5. Prior to the hearing the respondent wrote to the appellant and the UT conceding that the judge materially erred in law. We accept that concession and consider it properly made - in view of the evident failure of the judge to state any reason for preferring the Home Office Country Information and Policy report to the various reports produced by the appellant indicating the level of indiscriminate violence in Libya was now so high as to demonstrate that there was an Article 15(c) general risk to Libyan civilians. Furthermore, we note that much of the contents of the materials produced by the appellant in his "voluminous evidence" was the same as that relied on by the UT as short a time as two months later to find that there was now a general Article 15(c) risk to civilians in Libya: see ZMM [2017] UKUT 91 (IAC) which was heard on 3 May 2017. The decision of the FtT judge is hereby set aside for material error of law.

Re-making the decision

6. Having found a material error of law we turn to re-make the decision. We find that there is no evidence before us justifying a departure form the finding in ZMM that there is currently a general Article 15(c) risk to civilians in Libya and that the appellant is a civilian. He is thus entitled to humanitarian protection unless he can establish he is entitled to asylum.

7. In a letter explaining that neither the appellant nor anyone on his behalf would be attending, the appellant's representatives stated that they still relied on the grounds contending that the appellant was entitled to asylum status.

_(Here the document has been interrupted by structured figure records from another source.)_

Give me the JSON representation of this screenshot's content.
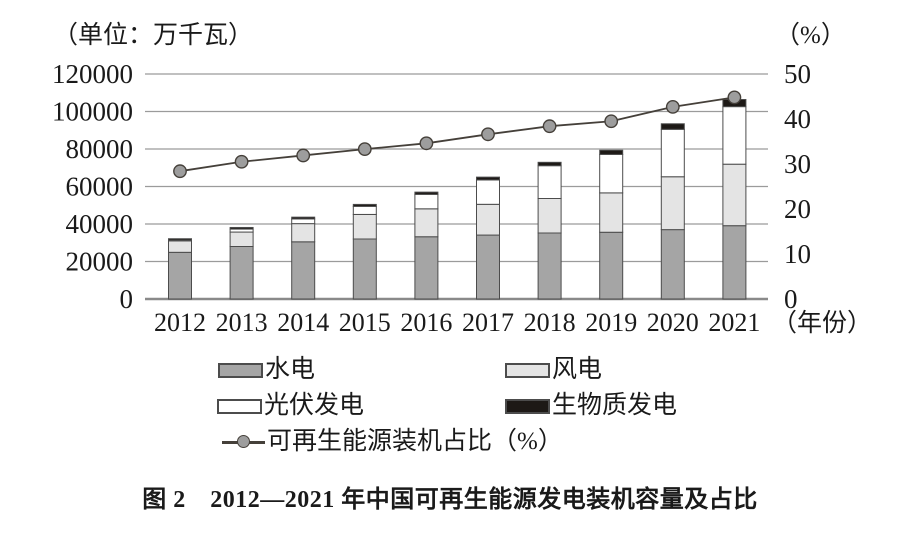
{
  "header": {
    "left_unit": "（单位：万千瓦）",
    "right_unit": "（%）"
  },
  "caption": "图 2　2012—2021 年中国可再生能源发电装机容量及占比",
  "chart_data": {
    "type": "bar",
    "subtype": "stacked-bar-with-line",
    "title": "图 2　2012—2021 年中国可再生能源发电装机容量及占比",
    "categories": [
      "2012",
      "2013",
      "2014",
      "2015",
      "2016",
      "2017",
      "2018",
      "2019",
      "2020",
      "2021"
    ],
    "x_axis_suffix": "（年份）",
    "left_axis": {
      "unit": "万千瓦",
      "range": [
        0,
        120000
      ],
      "ticks": [
        0,
        20000,
        40000,
        60000,
        80000,
        100000,
        120000
      ]
    },
    "right_axis": {
      "unit": "%",
      "range": [
        0,
        50
      ],
      "ticks": [
        0,
        10,
        20,
        30,
        40,
        50
      ]
    },
    "grid": true,
    "legend_position": "bottom",
    "series": [
      {
        "name": "水电",
        "type": "bar",
        "color": "#a5a5a5",
        "values": [
          24900,
          28000,
          30500,
          32000,
          33200,
          34100,
          35200,
          35600,
          37000,
          39100
        ]
      },
      {
        "name": "风电",
        "type": "bar",
        "color": "#e4e4e4",
        "values": [
          6100,
          7700,
          9700,
          13100,
          14900,
          16400,
          18400,
          21000,
          28200,
          32800
        ]
      },
      {
        "name": "光伏发电",
        "type": "bar",
        "color": "#ffffff",
        "values": [
          350,
          1600,
          2500,
          4300,
          7700,
          13000,
          17500,
          20500,
          25300,
          30700
        ]
      },
      {
        "name": "生物质发电",
        "type": "bar",
        "color": "#1d1916",
        "values": [
          800,
          850,
          950,
          1050,
          1200,
          1500,
          1800,
          2250,
          2950,
          3800
        ]
      },
      {
        "name": "可再生能源装机占比（%）",
        "type": "line",
        "axis": "right",
        "color": "#45403a",
        "marker_color": "#9d9d9d",
        "values": [
          28.4,
          30.5,
          31.9,
          33.3,
          34.6,
          36.6,
          38.4,
          39.5,
          42.7,
          44.8
        ]
      }
    ],
    "colors": {
      "grid": "#9b9b9b",
      "axis": "#8a8a8a",
      "bar_outline": "#4c4c4c",
      "text": "#1a1a1a"
    }
  }
}
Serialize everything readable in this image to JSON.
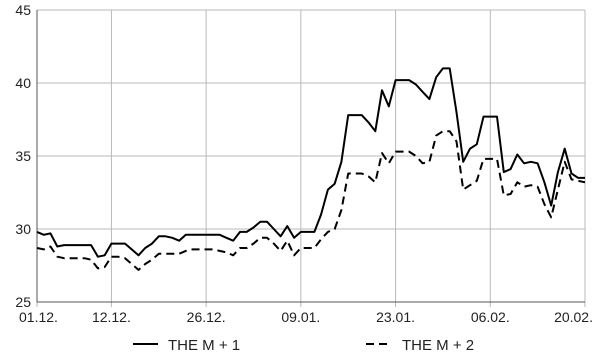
{
  "chart_data": {
    "type": "line",
    "title": "",
    "xlabel": "",
    "ylabel": "",
    "ylim": [
      25,
      45
    ],
    "yticks": [
      25,
      30,
      35,
      40,
      45
    ],
    "xlim": [
      0,
      81
    ],
    "xticks": [
      {
        "label": "01.12.",
        "x": 0
      },
      {
        "label": "12.12.",
        "x": 11
      },
      {
        "label": "26.12.",
        "x": 25
      },
      {
        "label": "09.01.",
        "x": 39
      },
      {
        "label": "23.01.",
        "x": 53
      },
      {
        "label": "06.02.",
        "x": 67
      },
      {
        "label": "20.02.",
        "x": 81
      }
    ],
    "grid": true,
    "legend_position": "bottom",
    "series": [
      {
        "name": "THE M + 1",
        "style": "solid",
        "color": "#000000",
        "points": [
          [
            0,
            29.8
          ],
          [
            1,
            29.6
          ],
          [
            2,
            29.7
          ],
          [
            3,
            28.8
          ],
          [
            4,
            28.9
          ],
          [
            5,
            28.9
          ],
          [
            6,
            28.9
          ],
          [
            7,
            28.9
          ],
          [
            8,
            28.9
          ],
          [
            9,
            28.1
          ],
          [
            10,
            28.2
          ],
          [
            11,
            29.0
          ],
          [
            12,
            29.0
          ],
          [
            13,
            29.0
          ],
          [
            14,
            28.6
          ],
          [
            15,
            28.2
          ],
          [
            16,
            28.7
          ],
          [
            17,
            29.0
          ],
          [
            18,
            29.5
          ],
          [
            19,
            29.5
          ],
          [
            20,
            29.4
          ],
          [
            21,
            29.2
          ],
          [
            22,
            29.6
          ],
          [
            23,
            29.6
          ],
          [
            24,
            29.6
          ],
          [
            25,
            29.6
          ],
          [
            26,
            29.6
          ],
          [
            27,
            29.6
          ],
          [
            28,
            29.4
          ],
          [
            29,
            29.2
          ],
          [
            30,
            29.8
          ],
          [
            31,
            29.8
          ],
          [
            32,
            30.1
          ],
          [
            33,
            30.5
          ],
          [
            34,
            30.5
          ],
          [
            35,
            30.0
          ],
          [
            36,
            29.5
          ],
          [
            37,
            30.2
          ],
          [
            38,
            29.4
          ],
          [
            39,
            29.8
          ],
          [
            40,
            29.8
          ],
          [
            41,
            29.8
          ],
          [
            42,
            31.0
          ],
          [
            43,
            32.7
          ],
          [
            44,
            33.1
          ],
          [
            45,
            34.6
          ],
          [
            46,
            37.8
          ],
          [
            47,
            37.8
          ],
          [
            48,
            37.8
          ],
          [
            49,
            37.3
          ],
          [
            50,
            36.7
          ],
          [
            51,
            39.5
          ],
          [
            52,
            38.4
          ],
          [
            53,
            40.2
          ],
          [
            54,
            40.2
          ],
          [
            55,
            40.2
          ],
          [
            56,
            39.9
          ],
          [
            57,
            39.4
          ],
          [
            58,
            38.9
          ],
          [
            59,
            40.4
          ],
          [
            60,
            41.0
          ],
          [
            61,
            41.0
          ],
          [
            62,
            38.0
          ],
          [
            63,
            34.6
          ],
          [
            64,
            35.5
          ],
          [
            65,
            35.8
          ],
          [
            66,
            37.7
          ],
          [
            67,
            37.7
          ],
          [
            68,
            37.7
          ],
          [
            69,
            33.9
          ],
          [
            70,
            34.1
          ],
          [
            71,
            35.1
          ],
          [
            72,
            34.5
          ],
          [
            73,
            34.6
          ],
          [
            74,
            34.5
          ],
          [
            75,
            33.2
          ],
          [
            76,
            31.6
          ],
          [
            77,
            33.9
          ],
          [
            78,
            35.5
          ],
          [
            79,
            33.8
          ],
          [
            80,
            33.5
          ],
          [
            81,
            33.5
          ]
        ]
      },
      {
        "name": "THE M + 2",
        "style": "dashed",
        "color": "#000000",
        "points": [
          [
            0,
            28.7
          ],
          [
            1,
            28.6
          ],
          [
            2,
            28.8
          ],
          [
            3,
            28.1
          ],
          [
            4,
            28.0
          ],
          [
            5,
            28.0
          ],
          [
            6,
            28.0
          ],
          [
            7,
            28.0
          ],
          [
            8,
            27.9
          ],
          [
            9,
            27.3
          ],
          [
            10,
            27.4
          ],
          [
            11,
            28.1
          ],
          [
            12,
            28.1
          ],
          [
            13,
            28.0
          ],
          [
            14,
            27.6
          ],
          [
            15,
            27.2
          ],
          [
            16,
            27.6
          ],
          [
            17,
            27.9
          ],
          [
            18,
            28.3
          ],
          [
            19,
            28.3
          ],
          [
            20,
            28.3
          ],
          [
            21,
            28.3
          ],
          [
            22,
            28.5
          ],
          [
            23,
            28.6
          ],
          [
            24,
            28.6
          ],
          [
            25,
            28.6
          ],
          [
            26,
            28.6
          ],
          [
            27,
            28.5
          ],
          [
            28,
            28.4
          ],
          [
            29,
            28.2
          ],
          [
            30,
            28.7
          ],
          [
            31,
            28.7
          ],
          [
            32,
            29.0
          ],
          [
            33,
            29.4
          ],
          [
            34,
            29.4
          ],
          [
            35,
            29.0
          ],
          [
            36,
            28.5
          ],
          [
            37,
            29.2
          ],
          [
            38,
            28.2
          ],
          [
            39,
            28.7
          ],
          [
            40,
            28.7
          ],
          [
            41,
            28.7
          ],
          [
            42,
            29.3
          ],
          [
            43,
            29.8
          ],
          [
            44,
            30.0
          ],
          [
            45,
            31.3
          ],
          [
            46,
            33.8
          ],
          [
            47,
            33.8
          ],
          [
            48,
            33.8
          ],
          [
            49,
            33.6
          ],
          [
            50,
            33.2
          ],
          [
            51,
            35.2
          ],
          [
            52,
            34.5
          ],
          [
            53,
            35.3
          ],
          [
            54,
            35.3
          ],
          [
            55,
            35.3
          ],
          [
            56,
            35.0
          ],
          [
            57,
            34.5
          ],
          [
            58,
            34.6
          ],
          [
            59,
            36.4
          ],
          [
            60,
            36.7
          ],
          [
            61,
            36.7
          ],
          [
            62,
            36.0
          ],
          [
            63,
            32.7
          ],
          [
            64,
            33.0
          ],
          [
            65,
            33.3
          ],
          [
            66,
            34.8
          ],
          [
            67,
            34.8
          ],
          [
            68,
            34.8
          ],
          [
            69,
            32.3
          ],
          [
            70,
            32.4
          ],
          [
            71,
            33.2
          ],
          [
            72,
            32.9
          ],
          [
            73,
            33.0
          ],
          [
            74,
            32.9
          ],
          [
            75,
            31.7
          ],
          [
            76,
            30.8
          ],
          [
            77,
            32.7
          ],
          [
            78,
            34.6
          ],
          [
            79,
            33.4
          ],
          [
            80,
            33.3
          ],
          [
            81,
            33.2
          ]
        ]
      }
    ]
  }
}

8. We do not find the appellant has established that he is entitled to asylum. His grounds fail to raise any effective challenge to the judge's adverse credibility findings as set out at paragraph 14. As regards the claim made in the grounds that there is clear evidence establishing a general risk of harm to members of the Tebu tribe, we find that claim to lack substantiation. Whilst we have set aside the decision of the FtT judge on the issue of general Article 15(c) risk, we see no basis for departing from his finding that the appellant had failed to substantiate his claim that members of the Tebu tribe are persecuted in Libya. The grounds fail to identify any report stating that. We have looked at the background evidence before the FtT judge and of course had also had regard to the evidential foundation for the conclusions of the UT in ZMM. The most the background evidence shows is that Tebu militias have been engaged in fighting;not that Tebu civilians have faced persecution.

9. For the above reasons we conclude that:

The decision of the FtT judge is set aside for material error of law.

The decision we re-make is to dismiss the appellant's asylum grounds of appeal but allow his appeal on humanitarian protection grounds only.


Direction Regarding Anonymity - Rule 14 of the Tribunal Procedure (Upper Tribunal) Rules 2008

Unless and until a Tribunal or court directs otherwise, the appellant is granted anonymity. No report of these proceedings shall directly or indirectly identify him or any member of his family. This direction applies both to the appellant and to the respondent. Failure to comply with this direction could lead to contempt of court proceedings.